Le « trauma system » français
Grâce à l’expérience acquise aux États-Unis, la création de réseaux de soins, appelé « trauma system », a permis d’homogénéiser les pratiques et de mettre en commun les plateaux techniques afin d’améliorer la qualité des soins. En France, généralisés sur l’ensemble du territoire, les Services d’Aide Médicale Urgente (SAMU) avec les Services Mobiles d’Urgence et de Réanimation (SMUR) permettent d’organiser la prise en charge pré hospitalière du patient traumatisé sévère et l’orientation du patient, dont les délais doivent être les plus courts possible.

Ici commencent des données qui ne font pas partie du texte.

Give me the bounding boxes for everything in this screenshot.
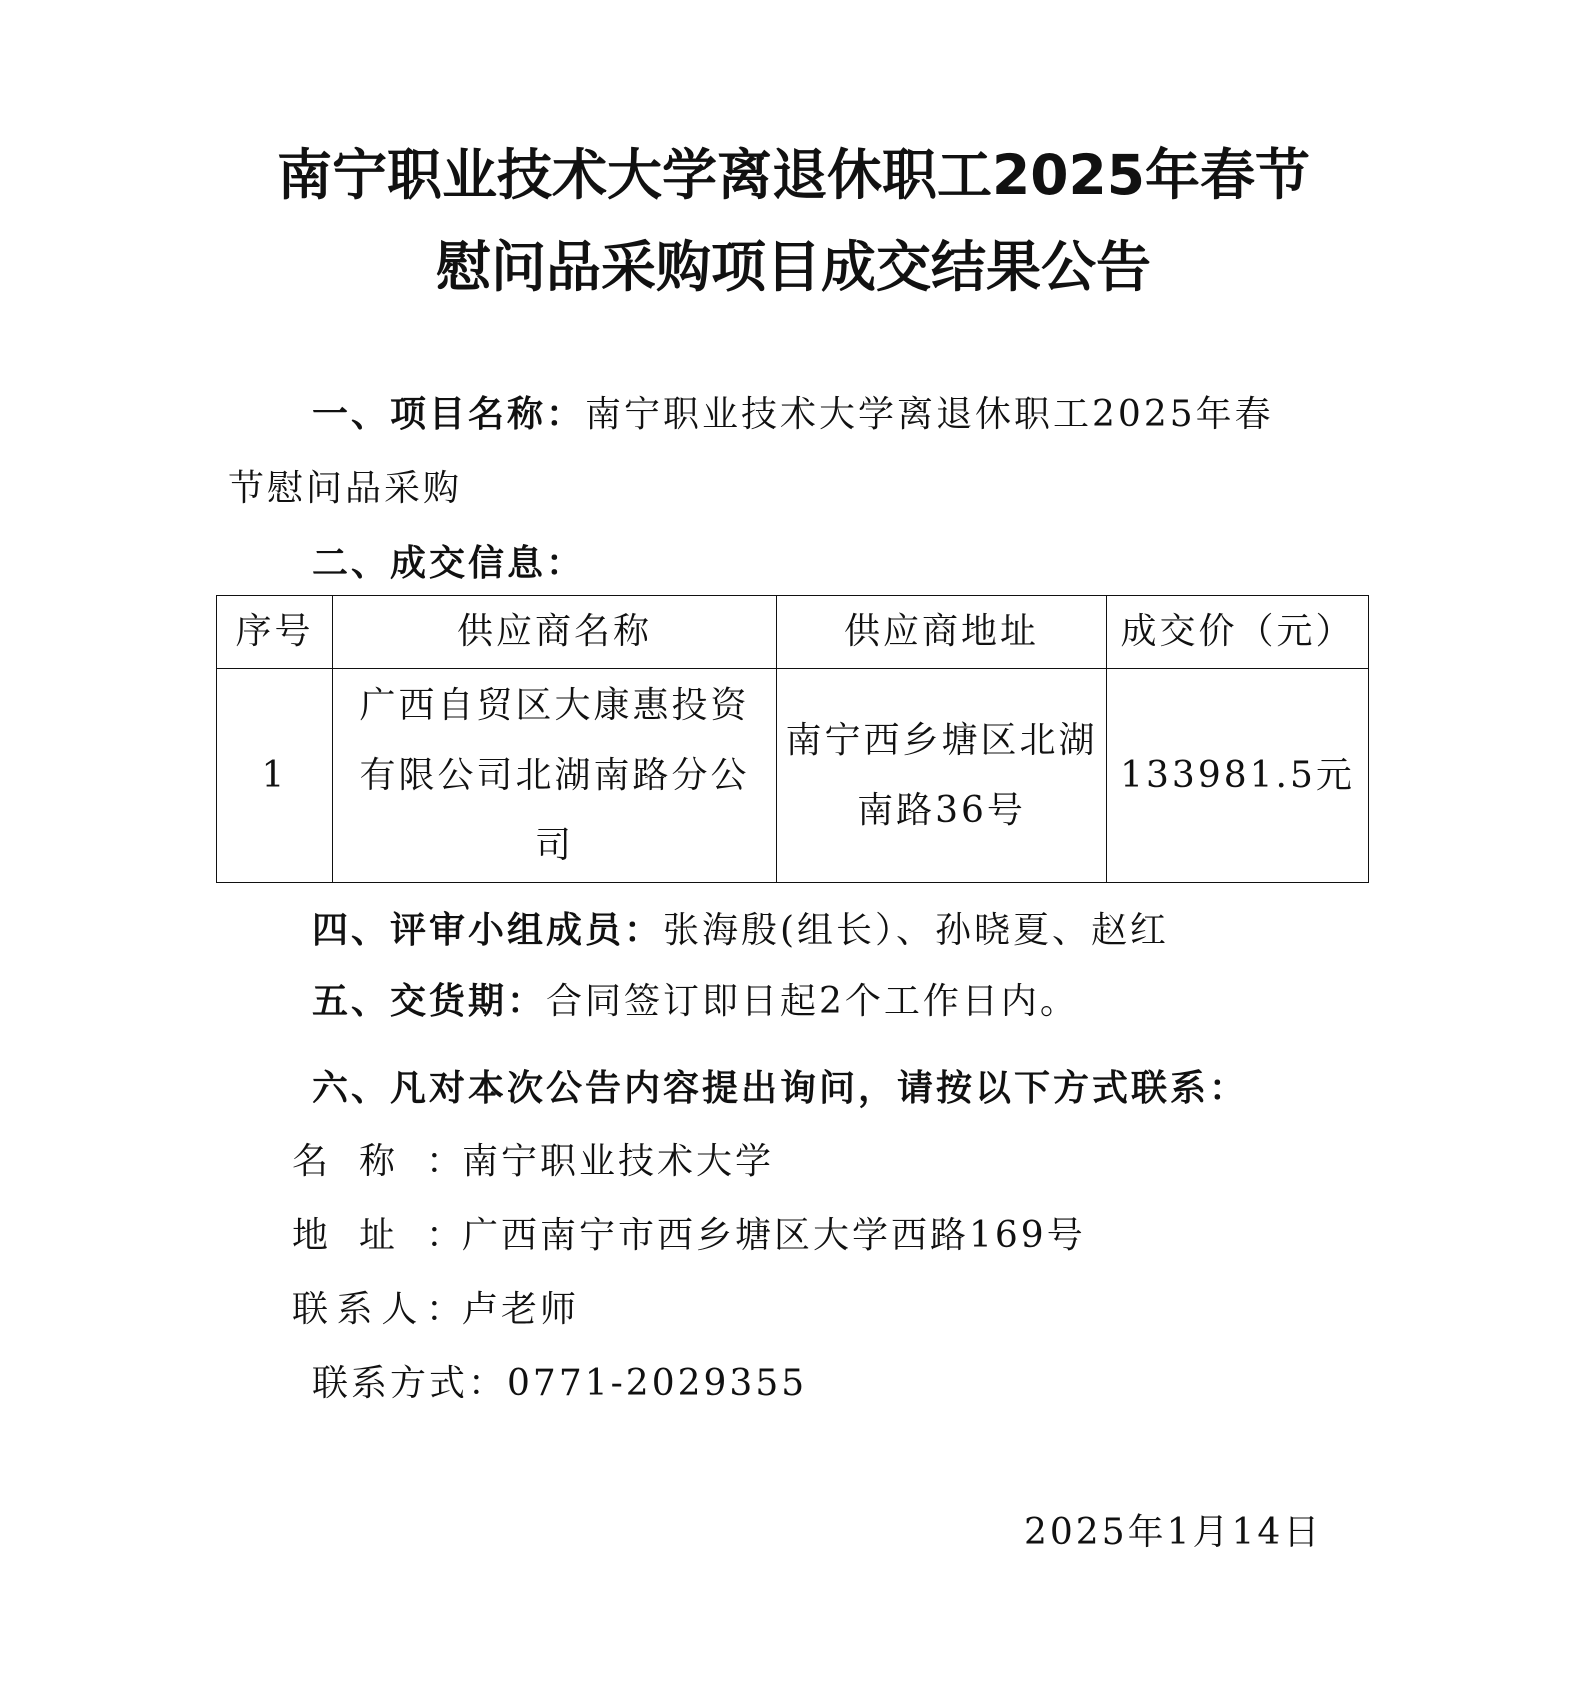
contact-person-line	[292, 1286, 579, 1334]
contact-address-line	[292, 1212, 1086, 1260]
review-panel-value: 张海殷(组长）、孙晓夏、赵红	[663, 910, 1170, 951]
review-panel-line	[312, 906, 1169, 955]
contact-person-value: 卢老师	[462, 1289, 580, 1330]
cell-no: 1	[217, 669, 333, 883]
contact-name-line	[292, 1138, 774, 1186]
table-row	[217, 669, 1369, 883]
cell-price: 133981.5元	[1107, 669, 1369, 883]
contact-person-label: 联系人：	[292, 1289, 462, 1330]
contact-address-label: 地址：	[292, 1215, 462, 1256]
contact-phone-value: 0771-2029355	[507, 1363, 808, 1404]
table-header-row	[217, 596, 1369, 669]
contact-phone-label: 联系方式：	[312, 1363, 508, 1404]
header-price: 成交价（元）	[1107, 596, 1369, 669]
project-name-label: 一、项目名称：	[312, 393, 586, 435]
delivery-value: 合同签订即日起2个工作日内。	[546, 981, 1079, 1022]
review-panel-label: 四、评审小组成员：	[312, 909, 664, 951]
contact-address-value: 广西南宁市西乡塘区大学西路169号	[462, 1215, 1086, 1256]
project-name-value-line1: 南宁职业技术大学离退休职工2025年春	[585, 394, 1274, 435]
contact-phone-line	[312, 1360, 807, 1408]
contact-name-value: 南宁职业技术大学	[462, 1141, 775, 1182]
inquiry-heading: 六、凡对本次公告内容提出询问，请按以下方式联系：	[312, 1067, 1249, 1109]
page-title-line2: 慰问品采购项目成交结果公告	[435, 235, 1151, 299]
page-title-line1: 南宁职业技术大学离退休职工2025年春节	[276, 143, 1311, 207]
contact-name-label: 名称：	[292, 1141, 462, 1182]
header-supplier-address: 供应商地址	[777, 596, 1107, 669]
delivery-line	[312, 977, 1079, 1026]
deal-info-heading: 二、成交信息：	[312, 542, 586, 584]
announcement-date: 2025年1月14日	[1024, 1512, 1323, 1553]
project-name-line	[312, 390, 1274, 439]
header-no: 序号	[217, 596, 333, 669]
cell-supplier-address: 南宁西乡塘区北湖南路36号	[777, 669, 1107, 883]
cell-supplier-name: 广西自贸区大康惠投资有限公司北湖南路分公司	[333, 669, 777, 883]
project-name-continuation: 节慰问品采购	[228, 468, 463, 509]
delivery-label: 五、交货期：	[312, 980, 547, 1022]
header-supplier-name: 供应商名称	[333, 596, 777, 669]
deal-table	[216, 595, 1369, 883]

Le triage pré hospitalier Le triage pré hospitalier, qui se base sur plusieurs scores pronostiques, permet le bon fonctionnement de cette organisation, et est essentiel à la survie des patients. Pour cela, le médecin urgentiste va mettre en œuvre sur les lieux de l’accident un triage spécialisé en utilisant les critères de Vittel (Annexe 1) afin de caractériser la sévérité du traumatisme. (4)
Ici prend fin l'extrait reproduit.